Proteste sociali e corruzione per il Mondiale brasiliano. Andrà peggio in Russia e in Qatar, dove Amnesty prevede 4mila vittime tra i lavoratori

di Ennio Remondino

Dal Brasile al Qatar, calcio, soldi e sfruttamento

Il presidente della Fifa, Joseph Blatter non è particolarmente simpatico da noi dopo la sua assenza alla premiazione dell’Italia campione del mondo 2006 in Germania. Eppure, questa volta ha certamente ragione: «È stato un errore decidere di organizzare i Mondiali 2022 in Qatar». Lo ha detto a un giornalista di un canale televisivo svizzero, che gli aveva fatto una domanda sui problemi legati alle alte temperature che si registrano nel Paese del Golfo: circa cinquanta gradi nel periodo in cui si dovrebbero giocare le partite. E il reporter non aveva affrontato la selva amazzonica brasiliana.
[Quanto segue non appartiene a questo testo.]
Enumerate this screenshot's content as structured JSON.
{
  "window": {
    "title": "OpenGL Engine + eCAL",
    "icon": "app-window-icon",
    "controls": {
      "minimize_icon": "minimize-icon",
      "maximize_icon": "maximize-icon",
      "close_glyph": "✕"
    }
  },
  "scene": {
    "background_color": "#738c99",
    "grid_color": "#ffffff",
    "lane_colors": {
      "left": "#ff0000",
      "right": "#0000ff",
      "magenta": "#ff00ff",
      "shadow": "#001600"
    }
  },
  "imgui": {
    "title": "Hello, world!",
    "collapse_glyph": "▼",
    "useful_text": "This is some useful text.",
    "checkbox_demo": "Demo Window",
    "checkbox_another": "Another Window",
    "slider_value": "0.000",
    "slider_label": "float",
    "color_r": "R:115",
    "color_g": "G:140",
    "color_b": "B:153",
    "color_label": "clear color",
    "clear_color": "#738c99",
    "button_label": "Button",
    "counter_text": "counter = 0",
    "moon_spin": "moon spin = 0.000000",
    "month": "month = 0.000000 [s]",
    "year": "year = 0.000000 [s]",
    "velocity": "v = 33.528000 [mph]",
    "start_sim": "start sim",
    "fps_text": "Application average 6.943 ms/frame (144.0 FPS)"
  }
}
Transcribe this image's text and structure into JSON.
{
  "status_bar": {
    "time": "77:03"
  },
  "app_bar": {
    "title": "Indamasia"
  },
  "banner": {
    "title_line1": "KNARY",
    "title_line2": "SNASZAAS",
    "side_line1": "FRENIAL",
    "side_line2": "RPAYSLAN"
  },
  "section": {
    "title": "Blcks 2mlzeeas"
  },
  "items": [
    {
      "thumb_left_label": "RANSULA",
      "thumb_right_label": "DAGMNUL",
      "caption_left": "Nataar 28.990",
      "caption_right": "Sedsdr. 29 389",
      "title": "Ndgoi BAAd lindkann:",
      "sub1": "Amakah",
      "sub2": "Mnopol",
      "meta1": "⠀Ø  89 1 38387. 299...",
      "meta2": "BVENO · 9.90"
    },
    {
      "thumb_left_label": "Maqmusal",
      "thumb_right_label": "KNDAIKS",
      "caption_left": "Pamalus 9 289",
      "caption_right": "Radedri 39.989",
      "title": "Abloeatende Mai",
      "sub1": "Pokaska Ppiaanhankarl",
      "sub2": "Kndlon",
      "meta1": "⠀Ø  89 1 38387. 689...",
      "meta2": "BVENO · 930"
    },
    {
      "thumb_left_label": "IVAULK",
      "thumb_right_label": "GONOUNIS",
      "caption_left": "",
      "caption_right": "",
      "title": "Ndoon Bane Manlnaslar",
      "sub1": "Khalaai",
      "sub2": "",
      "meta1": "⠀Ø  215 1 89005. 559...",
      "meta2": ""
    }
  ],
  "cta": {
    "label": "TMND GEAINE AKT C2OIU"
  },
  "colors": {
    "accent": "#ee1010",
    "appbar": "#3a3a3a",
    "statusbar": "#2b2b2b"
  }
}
Il Brasile è toccato a Joana Havelange, direttore della Commissione organizzativa dei Mondiali che stanno per partire nel Paese carioca. Le accuse sulla gestione della manifestazione: «È già stato rubato tutto ciò che si poteva rubare». Piuttosto triste. Criticità e corruzione e poca trasparenza nella scelta dei Paesi che dal 12 giugno ospiteranno la coppa del mondo di calcio. Il Brasile ha speso per la realizzazione di nuove infrastrutture, per la costruzione e la messa in sicurezza degli stadi, per le reti di telecomunicazione e per la ristrutturazione degli aeroporti attorno ai dieci miliardi di euro.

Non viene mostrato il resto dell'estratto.